The Chadar trek is one of the most exhilarating winter treks in the world, attracting hordes of thrill seekers every year between January and March, the period when the Zanskar river is completely frozen over.
I landed in Leh with two friends in the early hours of the morning to temperatures of -17°C. We spent two days just trying to adjust to the high altitude by strolling through town in full trekking gear. We even walked to the Shanti Stupa, including 700 steps, all the way to the top just getting used to temperatures and the terrain! The next day we headed off towards Leh Castle and Leh Palace in a tough one-hour long climb, that was totally worth it for the view.

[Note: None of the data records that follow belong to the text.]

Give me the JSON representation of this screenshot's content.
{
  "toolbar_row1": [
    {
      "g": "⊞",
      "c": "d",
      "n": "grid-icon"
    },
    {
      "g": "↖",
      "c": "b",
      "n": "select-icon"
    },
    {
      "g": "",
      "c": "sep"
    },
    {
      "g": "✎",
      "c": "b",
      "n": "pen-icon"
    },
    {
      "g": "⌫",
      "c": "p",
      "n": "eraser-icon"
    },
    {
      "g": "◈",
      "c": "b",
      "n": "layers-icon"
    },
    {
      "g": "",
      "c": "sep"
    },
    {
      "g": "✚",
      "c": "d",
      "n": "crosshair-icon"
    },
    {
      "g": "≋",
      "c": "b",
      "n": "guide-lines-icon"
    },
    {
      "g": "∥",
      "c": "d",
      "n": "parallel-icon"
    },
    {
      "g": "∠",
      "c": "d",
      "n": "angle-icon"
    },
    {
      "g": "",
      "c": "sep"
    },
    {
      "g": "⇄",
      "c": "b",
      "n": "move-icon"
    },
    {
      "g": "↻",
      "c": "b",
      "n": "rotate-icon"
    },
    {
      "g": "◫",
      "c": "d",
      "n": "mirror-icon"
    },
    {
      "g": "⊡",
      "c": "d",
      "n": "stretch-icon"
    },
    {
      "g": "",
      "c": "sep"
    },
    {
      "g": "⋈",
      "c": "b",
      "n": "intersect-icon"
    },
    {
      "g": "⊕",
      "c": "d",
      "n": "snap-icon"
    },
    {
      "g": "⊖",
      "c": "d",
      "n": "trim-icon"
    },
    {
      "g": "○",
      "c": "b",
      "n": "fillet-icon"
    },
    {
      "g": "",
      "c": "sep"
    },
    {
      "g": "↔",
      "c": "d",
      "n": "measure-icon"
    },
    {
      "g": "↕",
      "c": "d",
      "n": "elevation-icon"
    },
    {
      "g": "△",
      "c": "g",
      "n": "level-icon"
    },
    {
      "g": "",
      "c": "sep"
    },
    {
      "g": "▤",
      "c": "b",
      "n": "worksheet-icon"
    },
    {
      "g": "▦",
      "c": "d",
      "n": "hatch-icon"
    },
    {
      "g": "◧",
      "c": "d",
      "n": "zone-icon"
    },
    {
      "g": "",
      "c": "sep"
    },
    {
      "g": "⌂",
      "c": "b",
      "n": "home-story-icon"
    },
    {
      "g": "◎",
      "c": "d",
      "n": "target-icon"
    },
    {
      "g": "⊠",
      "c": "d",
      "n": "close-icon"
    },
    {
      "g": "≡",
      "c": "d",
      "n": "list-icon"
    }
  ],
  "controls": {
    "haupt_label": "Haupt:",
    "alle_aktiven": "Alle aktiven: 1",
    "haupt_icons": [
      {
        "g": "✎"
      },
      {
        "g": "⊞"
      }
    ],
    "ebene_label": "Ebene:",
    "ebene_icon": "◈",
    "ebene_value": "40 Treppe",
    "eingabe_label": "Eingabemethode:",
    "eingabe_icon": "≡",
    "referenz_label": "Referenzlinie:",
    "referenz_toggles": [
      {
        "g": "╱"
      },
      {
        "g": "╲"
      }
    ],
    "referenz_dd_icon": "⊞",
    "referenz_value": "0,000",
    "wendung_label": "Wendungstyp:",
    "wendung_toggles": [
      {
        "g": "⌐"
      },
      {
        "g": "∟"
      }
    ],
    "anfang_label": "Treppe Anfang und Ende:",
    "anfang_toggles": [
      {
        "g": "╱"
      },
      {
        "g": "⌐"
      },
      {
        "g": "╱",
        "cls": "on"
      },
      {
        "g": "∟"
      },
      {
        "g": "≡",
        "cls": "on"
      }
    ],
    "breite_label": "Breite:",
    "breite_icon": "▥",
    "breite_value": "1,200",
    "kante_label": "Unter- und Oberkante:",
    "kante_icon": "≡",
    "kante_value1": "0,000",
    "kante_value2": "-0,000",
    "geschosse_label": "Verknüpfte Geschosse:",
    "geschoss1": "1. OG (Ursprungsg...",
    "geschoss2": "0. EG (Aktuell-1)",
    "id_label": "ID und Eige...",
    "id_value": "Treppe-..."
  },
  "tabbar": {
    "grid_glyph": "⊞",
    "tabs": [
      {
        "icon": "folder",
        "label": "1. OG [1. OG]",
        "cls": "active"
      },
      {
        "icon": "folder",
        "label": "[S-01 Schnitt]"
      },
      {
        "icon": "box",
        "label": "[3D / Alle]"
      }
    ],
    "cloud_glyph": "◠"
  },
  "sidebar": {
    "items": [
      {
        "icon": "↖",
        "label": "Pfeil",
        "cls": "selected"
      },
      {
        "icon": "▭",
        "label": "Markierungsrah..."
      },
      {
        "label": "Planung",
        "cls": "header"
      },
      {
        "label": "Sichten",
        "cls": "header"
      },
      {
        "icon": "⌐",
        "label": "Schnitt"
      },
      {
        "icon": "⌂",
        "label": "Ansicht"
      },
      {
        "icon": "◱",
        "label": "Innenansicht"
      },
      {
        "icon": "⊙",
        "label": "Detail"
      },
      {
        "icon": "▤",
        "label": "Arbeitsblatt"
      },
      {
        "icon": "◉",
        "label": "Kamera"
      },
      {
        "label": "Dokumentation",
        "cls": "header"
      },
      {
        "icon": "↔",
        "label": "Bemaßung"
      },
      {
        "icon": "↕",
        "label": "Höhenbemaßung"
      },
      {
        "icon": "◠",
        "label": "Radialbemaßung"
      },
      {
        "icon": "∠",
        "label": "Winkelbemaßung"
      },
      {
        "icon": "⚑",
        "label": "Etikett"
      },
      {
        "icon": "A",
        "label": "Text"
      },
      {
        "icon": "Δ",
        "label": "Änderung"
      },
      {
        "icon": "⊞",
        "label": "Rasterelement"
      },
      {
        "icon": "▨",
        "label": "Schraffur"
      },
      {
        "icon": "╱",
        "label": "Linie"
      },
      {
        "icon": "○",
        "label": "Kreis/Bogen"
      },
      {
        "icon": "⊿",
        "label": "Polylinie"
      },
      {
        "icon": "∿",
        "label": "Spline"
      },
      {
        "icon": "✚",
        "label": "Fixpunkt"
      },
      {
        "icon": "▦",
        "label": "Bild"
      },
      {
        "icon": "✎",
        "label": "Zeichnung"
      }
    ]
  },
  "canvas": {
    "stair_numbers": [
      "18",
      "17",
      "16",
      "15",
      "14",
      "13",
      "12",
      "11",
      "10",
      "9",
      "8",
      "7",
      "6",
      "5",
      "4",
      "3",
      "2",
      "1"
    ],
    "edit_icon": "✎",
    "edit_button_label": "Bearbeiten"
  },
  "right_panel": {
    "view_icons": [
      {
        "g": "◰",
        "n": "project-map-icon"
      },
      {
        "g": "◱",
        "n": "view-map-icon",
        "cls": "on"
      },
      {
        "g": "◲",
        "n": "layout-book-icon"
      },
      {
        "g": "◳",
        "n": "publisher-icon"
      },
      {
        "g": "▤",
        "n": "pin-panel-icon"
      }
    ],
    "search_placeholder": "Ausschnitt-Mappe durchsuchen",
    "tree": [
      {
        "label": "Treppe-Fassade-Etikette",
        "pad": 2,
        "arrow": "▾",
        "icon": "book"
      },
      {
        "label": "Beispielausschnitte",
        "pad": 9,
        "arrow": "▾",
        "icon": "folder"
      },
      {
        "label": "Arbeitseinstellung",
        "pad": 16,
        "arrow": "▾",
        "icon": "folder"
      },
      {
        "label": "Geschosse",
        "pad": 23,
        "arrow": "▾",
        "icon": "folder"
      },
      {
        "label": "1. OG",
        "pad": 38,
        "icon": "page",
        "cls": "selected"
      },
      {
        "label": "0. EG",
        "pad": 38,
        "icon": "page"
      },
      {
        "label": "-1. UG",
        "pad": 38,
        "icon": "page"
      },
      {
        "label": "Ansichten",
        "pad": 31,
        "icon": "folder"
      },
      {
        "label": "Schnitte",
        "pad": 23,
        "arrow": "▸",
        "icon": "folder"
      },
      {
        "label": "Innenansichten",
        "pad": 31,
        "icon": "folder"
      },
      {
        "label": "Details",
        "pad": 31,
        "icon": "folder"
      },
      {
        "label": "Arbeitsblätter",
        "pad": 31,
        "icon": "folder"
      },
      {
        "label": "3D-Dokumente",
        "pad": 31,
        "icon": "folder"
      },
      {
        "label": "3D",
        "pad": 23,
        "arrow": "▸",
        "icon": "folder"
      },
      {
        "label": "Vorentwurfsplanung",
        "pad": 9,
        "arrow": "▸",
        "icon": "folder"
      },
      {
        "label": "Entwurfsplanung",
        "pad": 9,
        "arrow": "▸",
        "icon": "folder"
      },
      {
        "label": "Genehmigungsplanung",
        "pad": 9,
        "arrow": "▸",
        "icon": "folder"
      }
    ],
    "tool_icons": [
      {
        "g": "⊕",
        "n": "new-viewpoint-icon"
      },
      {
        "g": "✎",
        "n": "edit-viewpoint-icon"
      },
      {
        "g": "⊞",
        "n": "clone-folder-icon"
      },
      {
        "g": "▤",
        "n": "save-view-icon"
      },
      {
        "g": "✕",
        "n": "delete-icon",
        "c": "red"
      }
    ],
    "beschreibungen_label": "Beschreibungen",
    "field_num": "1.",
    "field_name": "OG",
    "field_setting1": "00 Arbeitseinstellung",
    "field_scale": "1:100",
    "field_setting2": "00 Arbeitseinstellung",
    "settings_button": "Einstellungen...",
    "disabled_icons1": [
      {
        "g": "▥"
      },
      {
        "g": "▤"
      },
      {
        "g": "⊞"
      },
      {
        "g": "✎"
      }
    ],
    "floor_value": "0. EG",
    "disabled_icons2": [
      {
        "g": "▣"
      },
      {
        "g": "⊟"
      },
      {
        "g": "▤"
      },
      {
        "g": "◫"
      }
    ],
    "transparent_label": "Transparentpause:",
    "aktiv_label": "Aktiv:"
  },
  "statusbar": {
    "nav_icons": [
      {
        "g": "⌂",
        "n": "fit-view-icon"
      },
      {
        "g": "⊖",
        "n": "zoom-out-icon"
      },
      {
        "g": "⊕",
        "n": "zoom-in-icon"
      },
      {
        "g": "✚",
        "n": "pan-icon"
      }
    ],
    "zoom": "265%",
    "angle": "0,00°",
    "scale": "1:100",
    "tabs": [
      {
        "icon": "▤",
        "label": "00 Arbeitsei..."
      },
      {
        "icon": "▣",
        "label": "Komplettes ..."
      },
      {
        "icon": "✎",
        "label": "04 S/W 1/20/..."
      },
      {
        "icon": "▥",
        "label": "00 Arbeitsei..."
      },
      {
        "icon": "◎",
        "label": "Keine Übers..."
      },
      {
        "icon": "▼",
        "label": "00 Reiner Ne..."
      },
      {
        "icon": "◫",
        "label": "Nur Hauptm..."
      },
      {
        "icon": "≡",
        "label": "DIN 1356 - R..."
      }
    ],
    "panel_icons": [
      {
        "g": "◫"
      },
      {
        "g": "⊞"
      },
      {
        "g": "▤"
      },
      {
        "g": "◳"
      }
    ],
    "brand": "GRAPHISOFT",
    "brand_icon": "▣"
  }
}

We drove to the first camp, at Lower Shingra, the point where Chadar Trek officially begins. The campsite looked like a mini-town of tents and porters. Now that we were used to the temperatures, we had to get used to walking on the icy river surface. With the setting sun, we hung around outside our tent with glasses of hot lemon-ginger-honey tea, watching the clear, star-filled night sky — unlike anything we see in the city.
Soon after breakfast the next day, we left our camp with our expedition leader. Within 30 minutes of walking on the iced-up river, we came to a spot where the water had not fully frozen. It caused a bottleneck of trekkers who were ahead of us, trying to climb over the rocks on the sides to get to the other side of the water. We helplessly watched a few other trekkers (who weren’t suitably geared up) slip, fall and hurt themselves. We covered 14 kilometres in four hours, and successfully reached Tsomo through stunning mountain topography.
The next morning, despite heavy snowfall, we started the 11-kilometre-long walk and reached Tibb. Due to the heavy snowfall, we had given up trekking until two men from the campsite ahead of us informed us that it was safe to move ahead.
That was when we left Tibb. Amidst the snowfall, we realised how trekking was even more exhausting than we imagined.
Five hours, six breaks, and 20 kilometres later, we reached a point where our advance team was waiting for us. Unfortunately, this wasn’t our much anticipated campsite. An ice bridge essential to our continuing the trek had sunk and there was absolutely no way forward. At this point, we were very close to Naerak, our next campsite, but had to head back the way we came.
We wanted to catch an empty cave on the way back to pitch our tents in and retire for the night, but we found none. It got dark fast, too, and we started walking with our head torches on. The combination of the freezing temperatures, exhaustion from walking all day, snowfall and darkness started working on our minds and it began to feel beyond surreal. At one point, I felt I was hallucinating and ended up imagining all the worst possible scenarios of never making it back and not seeing my loved ones. What kept us going though was the urge to make it back to Tibb and finally back home.
With nearly zero visibility and no idea about our whereabouts, we continued walking till we finally reached our campsite at 9 pm. We were beginning to freeze and for the next 30 minutes, we just waited quietly for our entire team to make it to where we were.
When the team finally did, it took us another 30 minutes to set up camp and we finally got into our tents. We were advised to shed all our wet clothes and get into our sleeping bags, where we were shaking and shivering. Somewhere, before I fell asleep and slept like a baby, I vaguely realised that we had walked around 40 kilometres that day!
The next morning, we were told that we had to leave for Leh since the weather was going to worsen over the next few days. We walked back on the same route, which was now completely covered in white. We rested for the night at Tsomo and left the next day for Lower Shingra, where we reached in the afternoon.
The following day, we trekked 12 kilometres towards Chilling, the nearest town, climbing through two landslides that had occurred in the past few days. As we got closer to Chilling, we met the van with the two team members who had left the previous evening to arrange for us to get out of the mess. Without any delay, we jumped into the van — relieved, tired and happy.
Finally home, I will say one thing for any one who plans to experience this trek — be prepared to come back changed. Life as you know it will never be the same again!